Mechanochemistry of the LiBH₄–AlCl₃ System: Structural Characterization of the Products by Solid-State NMR

The double-cation metal borohydride, Li₄Al₃(BH₄)₁₃, mechanochemically produced from a 13:3 mixture of lithium borohydride (LiBH₄) and aluminum chloride (AlCl₃), has a low hydrogen desorption temperature; however, the material’s decomposition is accompanied by a large emission of toxic diborane (B₂H₆). In this study, we found that a decrease of the LiBH₄:AlCl₃ ratio in the starting mixture yields increased amounts of partially chlorinated products that also dehydrogenate at low temperature, but release negligibly small amounts of diborane. Extensive characterization by solid-state NMR spectroscopy (SSNMR) and powder X-ray diffraction (XRD) found that the 11:3 ratio product maintains the Li₄Al₃(BH₄)_13-like structure, with additional Cl_– anions substituting for [BH₄]^– compared to the 13:3 mixture.
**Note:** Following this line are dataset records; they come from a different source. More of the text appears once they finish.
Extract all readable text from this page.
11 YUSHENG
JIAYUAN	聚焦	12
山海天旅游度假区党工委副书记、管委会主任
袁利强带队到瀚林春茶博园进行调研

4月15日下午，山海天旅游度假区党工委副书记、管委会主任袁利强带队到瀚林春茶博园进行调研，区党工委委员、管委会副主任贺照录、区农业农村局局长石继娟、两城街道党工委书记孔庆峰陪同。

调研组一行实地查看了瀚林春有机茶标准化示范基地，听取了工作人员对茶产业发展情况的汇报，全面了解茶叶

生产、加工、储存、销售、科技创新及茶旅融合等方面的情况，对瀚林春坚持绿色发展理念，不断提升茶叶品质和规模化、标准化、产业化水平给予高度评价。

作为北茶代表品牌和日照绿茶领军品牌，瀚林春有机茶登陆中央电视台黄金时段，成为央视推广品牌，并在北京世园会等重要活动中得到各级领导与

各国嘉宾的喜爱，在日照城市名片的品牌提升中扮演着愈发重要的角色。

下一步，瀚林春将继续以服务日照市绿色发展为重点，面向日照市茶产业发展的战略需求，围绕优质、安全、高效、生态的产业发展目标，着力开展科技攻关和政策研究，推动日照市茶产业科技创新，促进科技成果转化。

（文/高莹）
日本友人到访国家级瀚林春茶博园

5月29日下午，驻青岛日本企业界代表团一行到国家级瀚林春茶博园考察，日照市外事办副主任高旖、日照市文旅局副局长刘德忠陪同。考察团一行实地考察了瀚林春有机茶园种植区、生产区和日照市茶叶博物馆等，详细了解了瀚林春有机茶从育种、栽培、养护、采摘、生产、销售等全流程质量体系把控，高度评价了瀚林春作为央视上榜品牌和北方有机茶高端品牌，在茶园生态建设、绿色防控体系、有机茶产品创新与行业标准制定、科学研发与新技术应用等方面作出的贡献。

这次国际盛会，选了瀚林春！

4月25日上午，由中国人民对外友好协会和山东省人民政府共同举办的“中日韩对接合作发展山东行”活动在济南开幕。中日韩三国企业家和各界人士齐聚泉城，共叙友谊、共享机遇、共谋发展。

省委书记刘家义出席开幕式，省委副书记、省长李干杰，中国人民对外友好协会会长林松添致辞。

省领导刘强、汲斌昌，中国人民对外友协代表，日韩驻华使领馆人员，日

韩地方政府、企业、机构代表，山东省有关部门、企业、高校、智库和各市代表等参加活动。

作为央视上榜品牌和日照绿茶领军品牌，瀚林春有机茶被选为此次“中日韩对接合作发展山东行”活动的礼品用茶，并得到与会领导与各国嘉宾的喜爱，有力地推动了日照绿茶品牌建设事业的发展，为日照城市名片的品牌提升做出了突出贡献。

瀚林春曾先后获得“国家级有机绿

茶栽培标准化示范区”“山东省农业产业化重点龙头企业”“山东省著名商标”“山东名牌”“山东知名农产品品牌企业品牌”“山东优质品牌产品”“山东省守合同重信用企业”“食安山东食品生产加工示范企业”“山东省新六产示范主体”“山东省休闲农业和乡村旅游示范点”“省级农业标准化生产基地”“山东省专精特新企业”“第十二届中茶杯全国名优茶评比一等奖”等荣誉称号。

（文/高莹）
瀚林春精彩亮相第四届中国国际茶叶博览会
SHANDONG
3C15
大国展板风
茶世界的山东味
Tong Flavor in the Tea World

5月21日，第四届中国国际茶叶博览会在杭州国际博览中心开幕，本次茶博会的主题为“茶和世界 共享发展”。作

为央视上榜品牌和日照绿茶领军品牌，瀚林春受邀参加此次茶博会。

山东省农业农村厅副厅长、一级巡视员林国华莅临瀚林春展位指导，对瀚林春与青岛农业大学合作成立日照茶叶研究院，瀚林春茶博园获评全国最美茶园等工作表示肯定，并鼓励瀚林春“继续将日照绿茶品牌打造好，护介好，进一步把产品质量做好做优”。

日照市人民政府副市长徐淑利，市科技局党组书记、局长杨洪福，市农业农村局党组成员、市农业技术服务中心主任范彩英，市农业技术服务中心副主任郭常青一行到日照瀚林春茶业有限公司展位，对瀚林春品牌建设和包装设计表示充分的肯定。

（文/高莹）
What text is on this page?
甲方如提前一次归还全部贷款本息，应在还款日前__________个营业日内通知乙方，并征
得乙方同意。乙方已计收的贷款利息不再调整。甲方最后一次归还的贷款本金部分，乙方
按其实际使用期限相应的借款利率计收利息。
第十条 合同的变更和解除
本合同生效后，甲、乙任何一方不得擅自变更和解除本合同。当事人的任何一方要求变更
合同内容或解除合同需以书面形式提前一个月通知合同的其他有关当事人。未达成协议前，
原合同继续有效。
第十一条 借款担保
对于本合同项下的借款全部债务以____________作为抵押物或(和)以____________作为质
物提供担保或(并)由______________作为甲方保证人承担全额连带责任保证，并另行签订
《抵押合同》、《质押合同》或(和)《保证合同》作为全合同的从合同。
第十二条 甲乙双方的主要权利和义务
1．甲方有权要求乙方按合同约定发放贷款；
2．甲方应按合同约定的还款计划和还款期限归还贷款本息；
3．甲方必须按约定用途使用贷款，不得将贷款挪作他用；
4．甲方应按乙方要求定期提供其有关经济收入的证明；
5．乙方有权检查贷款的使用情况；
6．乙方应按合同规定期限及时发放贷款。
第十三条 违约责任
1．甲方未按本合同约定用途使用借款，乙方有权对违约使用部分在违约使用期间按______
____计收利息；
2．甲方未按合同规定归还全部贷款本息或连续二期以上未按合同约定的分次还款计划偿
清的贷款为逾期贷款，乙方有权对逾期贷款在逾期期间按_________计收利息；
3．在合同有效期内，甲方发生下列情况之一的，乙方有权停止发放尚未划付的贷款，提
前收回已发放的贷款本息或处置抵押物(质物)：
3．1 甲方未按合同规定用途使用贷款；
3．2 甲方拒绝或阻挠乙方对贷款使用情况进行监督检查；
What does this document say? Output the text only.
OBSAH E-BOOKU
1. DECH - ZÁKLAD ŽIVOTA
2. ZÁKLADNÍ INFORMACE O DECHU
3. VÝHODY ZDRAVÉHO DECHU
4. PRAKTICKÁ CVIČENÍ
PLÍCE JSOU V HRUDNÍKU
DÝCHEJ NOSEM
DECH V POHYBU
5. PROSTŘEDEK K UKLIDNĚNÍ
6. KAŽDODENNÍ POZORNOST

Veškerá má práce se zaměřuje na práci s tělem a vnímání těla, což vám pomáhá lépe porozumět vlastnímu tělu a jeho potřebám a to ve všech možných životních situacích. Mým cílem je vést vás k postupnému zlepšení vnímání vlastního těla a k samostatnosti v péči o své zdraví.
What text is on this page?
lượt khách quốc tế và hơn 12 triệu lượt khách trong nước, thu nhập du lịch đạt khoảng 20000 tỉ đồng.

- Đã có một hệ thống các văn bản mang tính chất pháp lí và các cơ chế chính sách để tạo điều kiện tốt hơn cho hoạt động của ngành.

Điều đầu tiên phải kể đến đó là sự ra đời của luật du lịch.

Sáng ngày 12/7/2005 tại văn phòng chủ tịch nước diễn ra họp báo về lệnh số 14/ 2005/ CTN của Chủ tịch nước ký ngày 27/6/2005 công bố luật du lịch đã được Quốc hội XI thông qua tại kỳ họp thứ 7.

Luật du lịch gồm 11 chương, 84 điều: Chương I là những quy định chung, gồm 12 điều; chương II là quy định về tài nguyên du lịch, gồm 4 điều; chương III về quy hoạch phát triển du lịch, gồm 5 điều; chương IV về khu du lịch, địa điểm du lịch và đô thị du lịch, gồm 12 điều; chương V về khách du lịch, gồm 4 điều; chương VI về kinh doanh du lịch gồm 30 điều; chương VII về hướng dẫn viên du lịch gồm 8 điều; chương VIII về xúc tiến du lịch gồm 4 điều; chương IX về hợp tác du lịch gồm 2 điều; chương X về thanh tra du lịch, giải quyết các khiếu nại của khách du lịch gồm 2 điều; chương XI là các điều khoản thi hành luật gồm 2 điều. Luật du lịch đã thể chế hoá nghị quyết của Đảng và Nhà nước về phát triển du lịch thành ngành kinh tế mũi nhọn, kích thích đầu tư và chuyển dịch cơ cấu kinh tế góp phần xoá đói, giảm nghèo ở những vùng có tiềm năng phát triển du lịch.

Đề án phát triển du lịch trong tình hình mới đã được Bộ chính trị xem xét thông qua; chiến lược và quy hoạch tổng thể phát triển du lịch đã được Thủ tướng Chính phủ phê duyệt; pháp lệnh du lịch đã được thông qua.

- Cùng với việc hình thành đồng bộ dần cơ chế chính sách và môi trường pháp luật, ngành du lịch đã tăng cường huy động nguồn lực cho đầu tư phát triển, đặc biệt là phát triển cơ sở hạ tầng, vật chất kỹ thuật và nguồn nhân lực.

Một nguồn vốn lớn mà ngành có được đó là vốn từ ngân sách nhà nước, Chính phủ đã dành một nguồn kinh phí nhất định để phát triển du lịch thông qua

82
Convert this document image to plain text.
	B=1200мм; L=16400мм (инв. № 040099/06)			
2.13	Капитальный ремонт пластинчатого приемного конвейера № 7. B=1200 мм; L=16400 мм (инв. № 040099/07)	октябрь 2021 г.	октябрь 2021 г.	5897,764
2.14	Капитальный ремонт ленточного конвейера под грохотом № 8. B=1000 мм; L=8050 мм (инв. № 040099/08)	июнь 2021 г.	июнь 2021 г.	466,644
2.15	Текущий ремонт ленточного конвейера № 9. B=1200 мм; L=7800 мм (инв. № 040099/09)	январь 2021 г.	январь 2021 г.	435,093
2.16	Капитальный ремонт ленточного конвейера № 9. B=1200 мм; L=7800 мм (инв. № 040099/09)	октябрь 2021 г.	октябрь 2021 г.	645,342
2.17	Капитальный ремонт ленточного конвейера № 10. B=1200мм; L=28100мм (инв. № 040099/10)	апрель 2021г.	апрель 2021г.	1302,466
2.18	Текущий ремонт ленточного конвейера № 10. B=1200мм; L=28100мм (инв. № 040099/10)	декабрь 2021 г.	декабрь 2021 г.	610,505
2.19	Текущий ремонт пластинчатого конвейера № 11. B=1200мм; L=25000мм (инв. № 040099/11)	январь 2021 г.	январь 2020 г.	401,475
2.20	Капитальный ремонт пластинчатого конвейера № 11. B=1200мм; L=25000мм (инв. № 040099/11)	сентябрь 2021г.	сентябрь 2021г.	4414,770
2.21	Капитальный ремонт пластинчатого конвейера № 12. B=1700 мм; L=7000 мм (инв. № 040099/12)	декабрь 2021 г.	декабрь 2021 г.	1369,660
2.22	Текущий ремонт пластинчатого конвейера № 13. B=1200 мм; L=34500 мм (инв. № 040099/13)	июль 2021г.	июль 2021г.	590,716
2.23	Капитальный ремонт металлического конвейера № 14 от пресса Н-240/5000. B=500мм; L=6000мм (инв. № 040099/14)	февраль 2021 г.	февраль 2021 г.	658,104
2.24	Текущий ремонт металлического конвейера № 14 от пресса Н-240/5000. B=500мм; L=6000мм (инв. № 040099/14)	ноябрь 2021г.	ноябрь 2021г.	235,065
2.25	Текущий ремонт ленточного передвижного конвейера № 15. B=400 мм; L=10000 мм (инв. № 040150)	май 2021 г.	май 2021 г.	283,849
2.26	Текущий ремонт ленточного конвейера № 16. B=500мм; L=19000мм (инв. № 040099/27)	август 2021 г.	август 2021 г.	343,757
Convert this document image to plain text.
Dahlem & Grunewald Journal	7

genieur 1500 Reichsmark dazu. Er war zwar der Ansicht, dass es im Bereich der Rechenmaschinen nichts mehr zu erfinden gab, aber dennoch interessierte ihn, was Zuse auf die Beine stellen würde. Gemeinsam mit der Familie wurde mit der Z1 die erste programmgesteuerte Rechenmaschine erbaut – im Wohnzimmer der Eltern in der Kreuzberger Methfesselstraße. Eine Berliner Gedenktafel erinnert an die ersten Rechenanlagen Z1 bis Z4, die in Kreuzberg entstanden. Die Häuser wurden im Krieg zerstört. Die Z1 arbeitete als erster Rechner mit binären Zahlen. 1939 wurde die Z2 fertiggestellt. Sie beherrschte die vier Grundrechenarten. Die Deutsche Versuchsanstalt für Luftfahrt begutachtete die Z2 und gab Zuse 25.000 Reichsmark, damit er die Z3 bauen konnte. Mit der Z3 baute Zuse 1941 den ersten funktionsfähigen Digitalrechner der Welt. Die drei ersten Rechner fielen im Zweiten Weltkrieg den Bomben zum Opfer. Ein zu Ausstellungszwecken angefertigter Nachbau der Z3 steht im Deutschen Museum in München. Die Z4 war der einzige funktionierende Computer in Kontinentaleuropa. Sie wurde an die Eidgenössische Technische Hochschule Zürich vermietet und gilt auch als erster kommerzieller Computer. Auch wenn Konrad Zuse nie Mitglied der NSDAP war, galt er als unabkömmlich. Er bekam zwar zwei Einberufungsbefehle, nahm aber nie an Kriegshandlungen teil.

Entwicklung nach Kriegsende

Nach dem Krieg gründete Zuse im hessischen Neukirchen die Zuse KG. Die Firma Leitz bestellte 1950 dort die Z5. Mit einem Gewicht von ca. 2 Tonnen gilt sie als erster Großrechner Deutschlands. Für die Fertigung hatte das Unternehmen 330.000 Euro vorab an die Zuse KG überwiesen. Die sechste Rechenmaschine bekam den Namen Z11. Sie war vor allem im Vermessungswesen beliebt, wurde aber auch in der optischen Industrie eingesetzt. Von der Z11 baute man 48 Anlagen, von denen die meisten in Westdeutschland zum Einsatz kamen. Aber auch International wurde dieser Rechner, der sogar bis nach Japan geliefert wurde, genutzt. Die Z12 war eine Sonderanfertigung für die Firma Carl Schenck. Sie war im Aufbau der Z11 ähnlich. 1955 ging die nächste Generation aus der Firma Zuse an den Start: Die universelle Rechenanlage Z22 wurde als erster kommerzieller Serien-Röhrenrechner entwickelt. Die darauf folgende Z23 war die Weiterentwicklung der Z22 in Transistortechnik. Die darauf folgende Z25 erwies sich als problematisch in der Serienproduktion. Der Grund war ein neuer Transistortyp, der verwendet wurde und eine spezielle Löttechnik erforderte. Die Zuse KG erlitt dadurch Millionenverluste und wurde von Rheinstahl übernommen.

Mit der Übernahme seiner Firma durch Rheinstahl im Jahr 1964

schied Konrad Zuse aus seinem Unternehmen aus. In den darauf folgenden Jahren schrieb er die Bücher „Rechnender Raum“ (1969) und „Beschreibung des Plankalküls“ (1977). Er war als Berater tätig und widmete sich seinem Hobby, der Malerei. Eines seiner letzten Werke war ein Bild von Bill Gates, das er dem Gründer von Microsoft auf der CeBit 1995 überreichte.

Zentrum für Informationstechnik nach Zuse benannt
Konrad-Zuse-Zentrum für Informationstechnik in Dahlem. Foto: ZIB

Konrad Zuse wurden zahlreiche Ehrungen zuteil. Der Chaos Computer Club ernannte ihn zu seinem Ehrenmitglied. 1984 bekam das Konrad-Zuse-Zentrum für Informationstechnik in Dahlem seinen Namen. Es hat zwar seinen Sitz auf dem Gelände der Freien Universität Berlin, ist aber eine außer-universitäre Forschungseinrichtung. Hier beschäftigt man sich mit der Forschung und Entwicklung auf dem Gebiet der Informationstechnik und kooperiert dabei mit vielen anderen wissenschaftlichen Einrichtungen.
Further decrease of relative LiBH₄ concentration in the starting mixture to 9:3 results in a different product composed of tetrahedral [Al(BH₄)₄]^- and [Al(BH₄)₂Cl₂]^- complexes, in which two hydrogen atoms of each borohydride group are bridged to aluminum sites. Additionally, SSNMR revealed the covalent character of the Al–H bonds, which is not observed in Li₄Al₃(BH₄)₁₃. In conclusion, these findings suggest that the Al–Cl bonding present in the chlorinated complexes prevents the formation of Al(BH₄)₃, which is a known intermediate leading to the formation of diborane during thermal dehydrogenation of the nearly chlorine-free Li₄Al₃(BH₄)₁₃.